I have watched attempts to produce automated means of tracking and tracing the provenance of on-line data for well over a decade - as a succession of snake-oil salesmen have tried to persuade naive users and politicians that their mash-up tools will turn an "on-line waste tip of unvalidated government data files" into something more than e-slurry.
I had hoped to have a speaker on progress with the Semantic Web at the recent "Uncovering the truth" workshop on data quality organised by the Information Society Alliance (EURIM) and the Audit Commission because I had long thought it provides part of the "answer".
However Sean Barker has suggested that it is the little more than latest excuse for not applying traditional data standards: an expensive academic exercise that will led no-where. I therefore asked him to do a "guest blog". I will not comment further and await your comments.
"In a service-based contract, the user effectively hires some equipment, and every so often, sends it back to the supplier for maintenance. In this context, some years ago I was party to a discussion on data quality for feedback data. When a civil servant in the room realised that we wanted to assess government departments, with an oleaginous smile, he observed that as they set the contract, it was up to them what quality of data they would provide. To which an industrialist said, "Yes, indeed, but you realise we will charge you a risk premium against our costs for your bad data?" The oleaginous smile more than disappeared. Data quality is something that has to be measures in pounds and pence. But what has this to do with the Semantic Web?

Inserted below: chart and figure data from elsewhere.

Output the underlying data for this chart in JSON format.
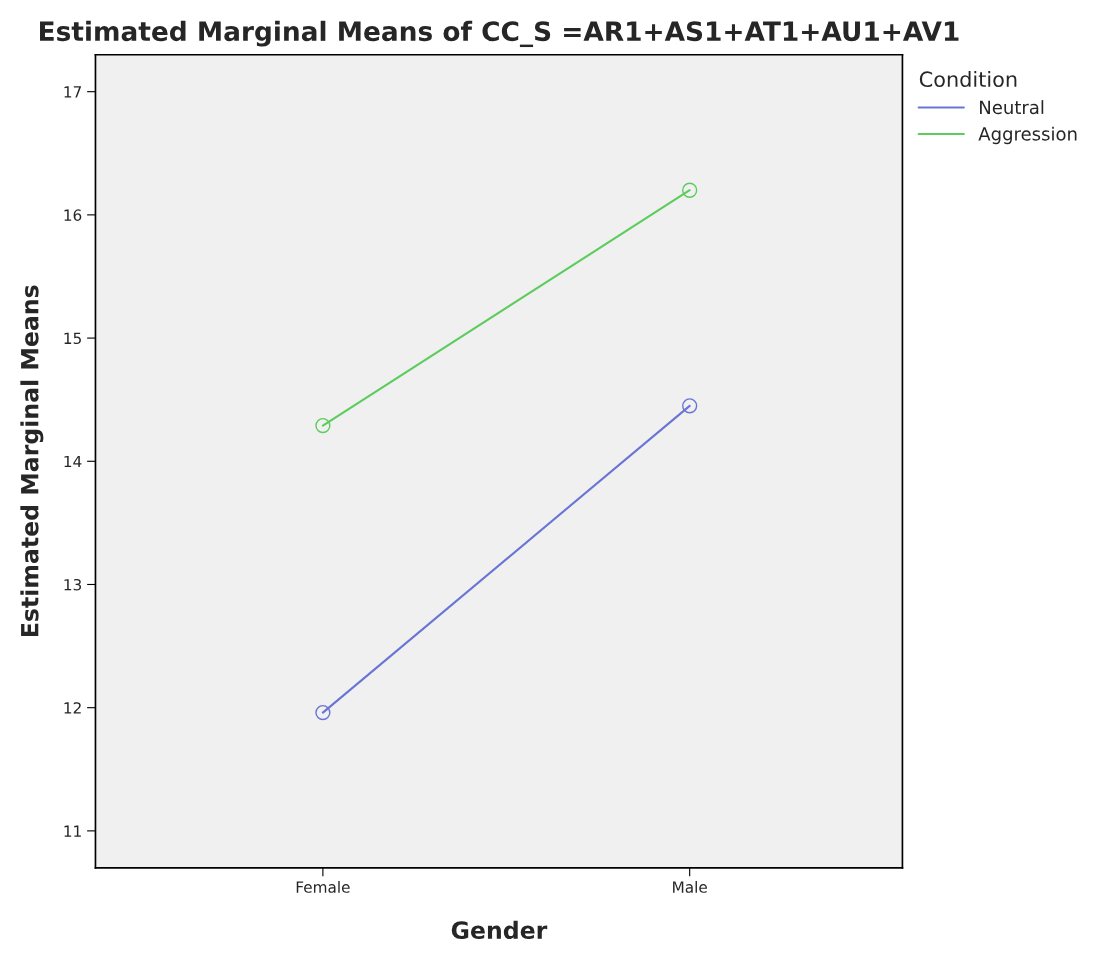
{
  "chart_data": {
    "type": "line",
    "title": "Estimated Marginal Means of CC_S =AR1+AS1+AT1+AU1+AV1",
    "xlabel": "Gender",
    "ylabel": "Estimated Marginal Means",
    "legend_title": "Condition",
    "categories": [
      "Female",
      "Male"
    ],
    "series": [
      {
        "name": "Neutral",
        "color": "#6a74d4",
        "values": [
          11.96,
          14.45
        ]
      },
      {
        "name": "Aggression",
        "color": "#5ccc5c",
        "values": [
          14.29,
          16.2
        ]
      }
    ],
    "ylim": [
      10.7,
      17.3
    ],
    "yticks": [
      11,
      12,
      13,
      14,
      15,
      16,
      17
    ],
    "grid": false,
    "legend": "top right",
    "marker": "circle",
    "line_style": "solid"
  }
}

The Semantic Web is a marvel that will allow you to ask your phone for "a decent Chinese restaurant near Covent Garden tonight", and it will come back with a list of restaurants, ranked by proximity, having filtered out those with poor ratings or no tables. All you need to do then is pick your preference, and it will book for you. If you think an app like this is a long way off, then check out Siri (though only in the US as yet). However, somewhere under the hood are hand written translators which integrate the various services that the app uses - semantic web informed perhaps, but not actually Semantic Web.

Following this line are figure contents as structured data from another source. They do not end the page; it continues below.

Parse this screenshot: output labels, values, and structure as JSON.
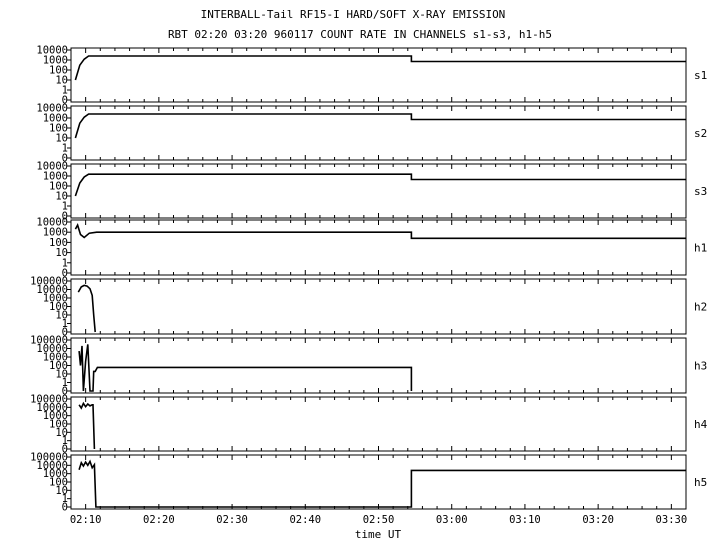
{
  "chart_data": {
    "type": "line",
    "title": "INTERBALL-Tail RF15-I HARD/SOFT X-RAY EMISSION",
    "subtitle": "RBT 02:20 03:20 960117  COUNT RATE IN CHANNELS s1-s3, h1-h5",
    "xlabel": "time UT",
    "x_tick_labels": [
      "02:10",
      "02:20",
      "02:30",
      "02:40",
      "02:50",
      "03:00",
      "03:10",
      "03:20",
      "03:30"
    ],
    "x_tick_minutes": [
      10,
      20,
      30,
      40,
      50,
      60,
      70,
      80,
      90
    ],
    "xlim_minutes": [
      8,
      92
    ],
    "y_scale": "log",
    "panels": [
      {
        "name": "s1",
        "y_tick_labels": [
          "10000",
          "1000",
          "100",
          "10",
          "1",
          "0"
        ],
        "ylim": [
          0.1,
          10000
        ],
        "x": [
          8.6,
          9.2,
          9.8,
          10.4,
          11.5,
          54.5,
          54.5,
          92
        ],
        "y": [
          10,
          300,
          1200,
          2500,
          2500,
          2500,
          700,
          700
        ]
      },
      {
        "name": "s2",
        "y_tick_labels": [
          "10000",
          "1000",
          "100",
          "10",
          "1",
          "0"
        ],
        "ylim": [
          0.1,
          10000
        ],
        "x": [
          8.6,
          9.2,
          9.8,
          10.4,
          11.5,
          54.5,
          54.5,
          92
        ],
        "y": [
          10,
          300,
          1200,
          2500,
          2500,
          2500,
          700,
          700
        ]
      },
      {
        "name": "s3",
        "y_tick_labels": [
          "10000",
          "1000",
          "100",
          "10",
          "1",
          "0"
        ],
        "ylim": [
          0.1,
          10000
        ],
        "x": [
          8.6,
          9.2,
          9.8,
          10.4,
          11.5,
          54.5,
          54.5,
          92
        ],
        "y": [
          10,
          200,
          800,
          1500,
          1500,
          1500,
          450,
          450
        ]
      },
      {
        "name": "h1",
        "y_tick_labels": [
          "10000",
          "1000",
          "100",
          "10",
          "1",
          "0"
        ],
        "ylim": [
          0.1,
          10000
        ],
        "x": [
          8.6,
          8.9,
          9.3,
          9.8,
          10.5,
          11.5,
          54.5,
          54.5,
          92
        ],
        "y": [
          2000,
          5000,
          600,
          300,
          800,
          1000,
          1000,
          250,
          250
        ]
      },
      {
        "name": "h2",
        "y_tick_labels": [
          "100000",
          "10000",
          "1000",
          "100",
          "10",
          "1",
          "0"
        ],
        "ylim": [
          0.1,
          100000
        ],
        "x": [
          9.0,
          9.4,
          9.8,
          10.2,
          10.6,
          10.9,
          11.1,
          11.3
        ],
        "y": [
          5000,
          20000,
          30000,
          25000,
          12000,
          2000,
          10,
          0.1
        ]
      },
      {
        "name": "h3",
        "y_tick_labels": [
          "100000",
          "10000",
          "1000",
          "100",
          "10",
          "1",
          "0"
        ],
        "ylim": [
          0.1,
          100000
        ],
        "x": [
          9.1,
          9.3,
          9.5,
          9.7,
          10.0,
          10.3,
          10.6,
          11.0,
          11.1,
          11.3,
          11.6,
          54.5,
          54.5
        ],
        "y": [
          5000,
          100,
          20000,
          0.1,
          300,
          30000,
          0.1,
          0.1,
          20,
          20,
          60,
          60,
          0.1
        ]
      },
      {
        "name": "h4",
        "y_tick_labels": [
          "100000",
          "10000",
          "1000",
          "100",
          "10",
          "1",
          "0"
        ],
        "ylim": [
          0.1,
          100000
        ],
        "x": [
          9.1,
          9.4,
          9.7,
          10.0,
          10.3,
          10.6,
          10.9,
          11.0,
          11.2
        ],
        "y": [
          20000,
          8000,
          30000,
          12000,
          25000,
          15000,
          20000,
          20000,
          0.1
        ]
      },
      {
        "name": "h5",
        "y_tick_labels": [
          "100000",
          "10000",
          "1000",
          "100",
          "10",
          "1",
          "0"
        ],
        "ylim": [
          0.1,
          100000
        ],
        "x": [
          9.1,
          9.4,
          9.7,
          10.0,
          10.3,
          10.6,
          10.9,
          11.2,
          11.4,
          54.5,
          54.5,
          92
        ],
        "y": [
          3000,
          20000,
          8000,
          25000,
          10000,
          30000,
          5000,
          12000,
          0.1,
          0.1,
          2500,
          2500
        ]
      }
    ]
  }
}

The myth of the Semantic Web is that it will be the silver bullet that solves all data interoperability problems automagically. The reality is that it will solve a number of very specific problems, but on the Web, what will cripple it is data quality. This is not the simple problem of data errors, but goes to the heart of much that is wrong with the Semantic Web. Computers are always part of a system that involves human goals and aspirations, and yet the semantics of the Semantic Web is only a mathematical exactitude about the relationship between two otherwise undefined symbols. To make those symbols useful, somebody has to use their brain, and make sure that the symbols mean exactly what they are supposed to mean - which is where data quality comes in.

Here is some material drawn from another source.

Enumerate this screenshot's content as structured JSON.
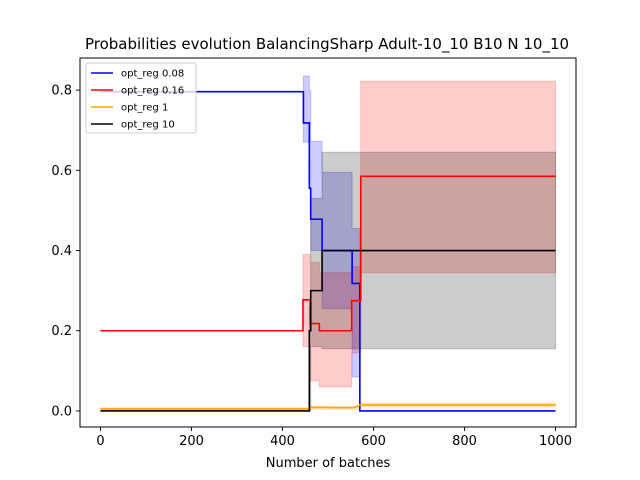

Data quality is about ensuring that data means exactly what it says. Unfortunately that means that everybody who sees the data should understand it in the same way, and on the Web, that means anyone in the world. If you have ever done a data integration problem, you know how hard that is to achieve even in a single company. For example, how long is a man year: 2200 hours (the number of hours I get paid, including holidays)? or 1700 hours (the hours I'm supposed to be clocked in)? or 1500 hours (the hours a project manager can expect, after allowing for training, etc.)? Getting such facts wrong wastes hours sorting out the systems that have used them.
Unfortunately there seem to be far more academic brownie points writing papers involving complex proofs for obscure points in logic than in solving the poorly characterised problems of data quality, or in training people to understand how they - and other people - actually use data. Which is why I (among others wonder whether the £40 millions being used to set up the new British Institution for Web Science is money well spent.
While I would not want to see academics starve, the government would be better off implementing conventional data standards, such as EDXL for communication between emergency services. And the cost savings for government from actually using existing standards could be enormous. The medium is the message, and in this case, the message "create a Semantic Web Institute" is that data interoperability is a terrifyingly difficult technical problem best solved by academics. It is not. It is a painfully methodical approach to finding out what people say and what exactly they mean by what they say, and then checking whether two people say and mean the same thing. Its more about people than machines, and particularly about understanding precisely what they mean when they say something. For those brought up with the oleaginous obfuscations of "Yes, Minister", this is probably why the Sir Humphrey's of the civil service would rather we were distracted by a Web Science Institute."
P.S. From Sean Barker on 29th April - I cite Siri as an example of semantic web type applications. It may be worth adding a comment that they have been bought by Apple.